Audio session is activated per playback, not at process launch. The engine declares the AVAudioSession category (.playback / .moviePlayback / .longFormAudio) and multichannel support at init, but does NOT activate the session there. Activating once at launch used to pin the route to whatever the HDMI link reported at that instant: with tvOS Continuous Audio Connection off the link idles at stereo, so the launch-time activation negotiated the route to 2 channels and pinned it, downmixing non-Atmos multichannel for the whole session (AetherEngine#24). The native video path now lets the host’s AVPlayerViewController activate the session per playback; the renderer paths (software decode, audio-only) activate it themselves. Hosts that mount the engine’s bare AVPlayerLayer instead of an AVPlayerViewController should ensure the session is active at playback. A genuine sink-side ch=2 (an AVR caching its HDMI EDID incorrectly after standby) can still force a downmix; power-cycling the sink restores it. Atmos passthrough is unaffected either way because EAC3+JOC ships as MAT 2.0 over a 2-channel carrier.

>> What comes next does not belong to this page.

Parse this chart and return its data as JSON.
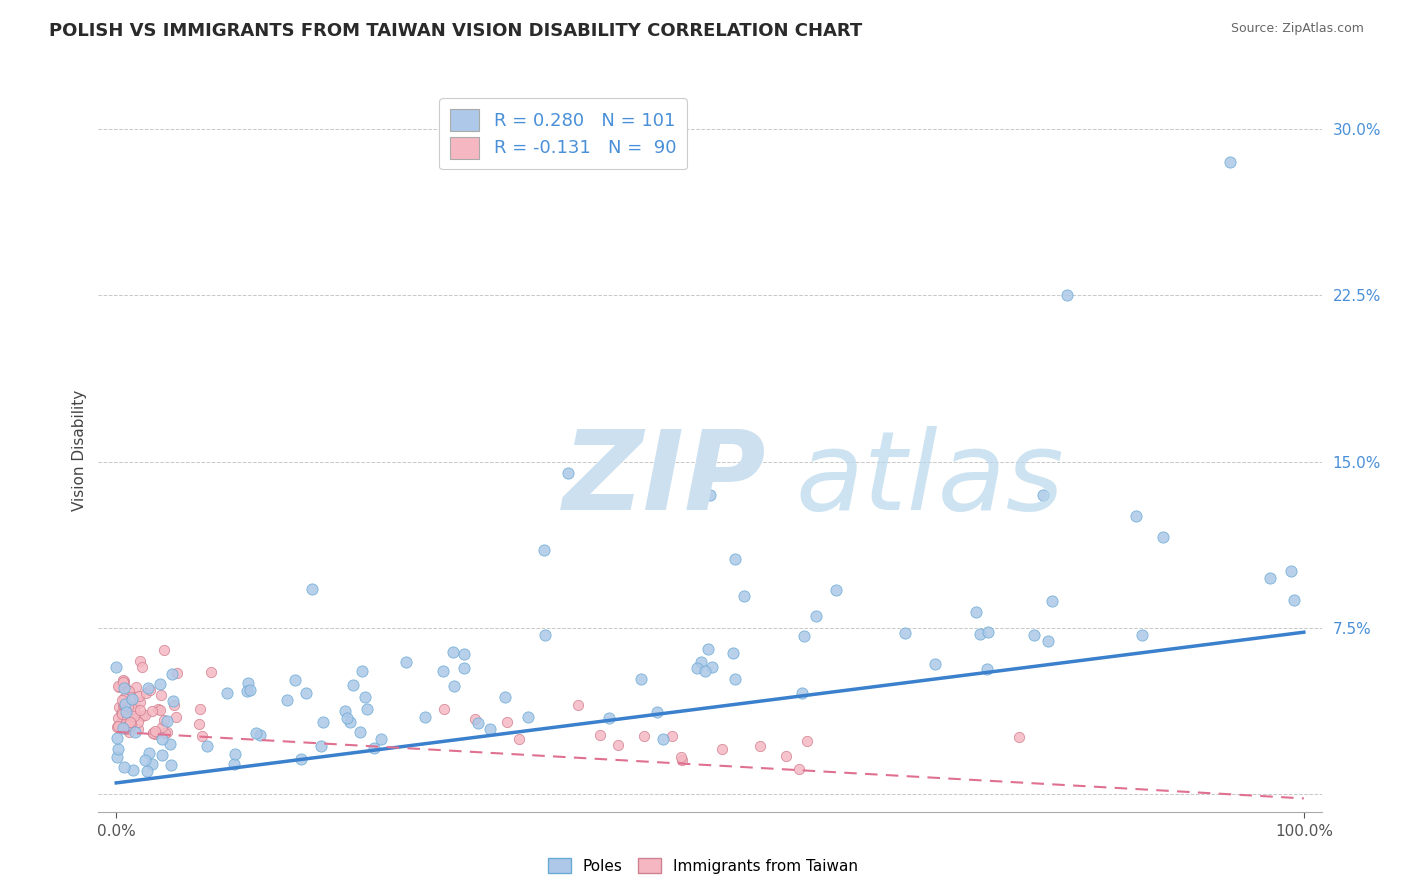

Live MPEG-TS sliding-window eviction and DVR rewind are verified off-device, pending on-device confirmation. The sliding playlist bounds the resident footprint and behindLiveSeconds is stable at real-time pacing, both measured via the aetherctl harness. Confirmation on Apple TV with a real broadcast feed (where the tvOS jetsam budget and real tuner timing apply) is still recommended before relying on it in production.
AV1 on Apple TV is software-decoded. No current Apple TV chip ships HW AV1. The SoftwarePlaybackHost + dav1d path handles it, but CPU use is meaningfully higher than HW HEVC. On iOS 17+ / macOS 14+ AV1 routes through Apple’s HW pipeline transparently. Future Apple TV chips with HW AV1 will be picked up automatically by VTCapabilityProbe.
AV1 Dolby Vision Profile 10.0 has wrong colours when software-decoded. dav1d / libavcodec cannot decode the proprietary DV colour space, so a Profile 10.0 source (DV-only, no fallback base layer) renders with incorrect colours on the SW path. Profiles 10.1 and 10.4 are unaffected because they carry an HDR10 / HLG base layer. Profile 10.0 only renders correctly through the native AVPlayer path on hosts with HW AV1 decode.
Dolby Vision Profile 5 thumbnails (FrameExtractor) have wrong colours. FrameExtractor tone-maps HDR10 / HLG / DV P8.x stills correctly, but DV Profile 5 is IPT-PQ with no HDR10 base layer, so the software decode the extractor uses cannot resolve its colour space (same root cause as the AV1 Profile 10.0 limitation). Full playback of P5 is unaffected: it routes through the native AVPlayer path, which engages the display’s DV pipeline.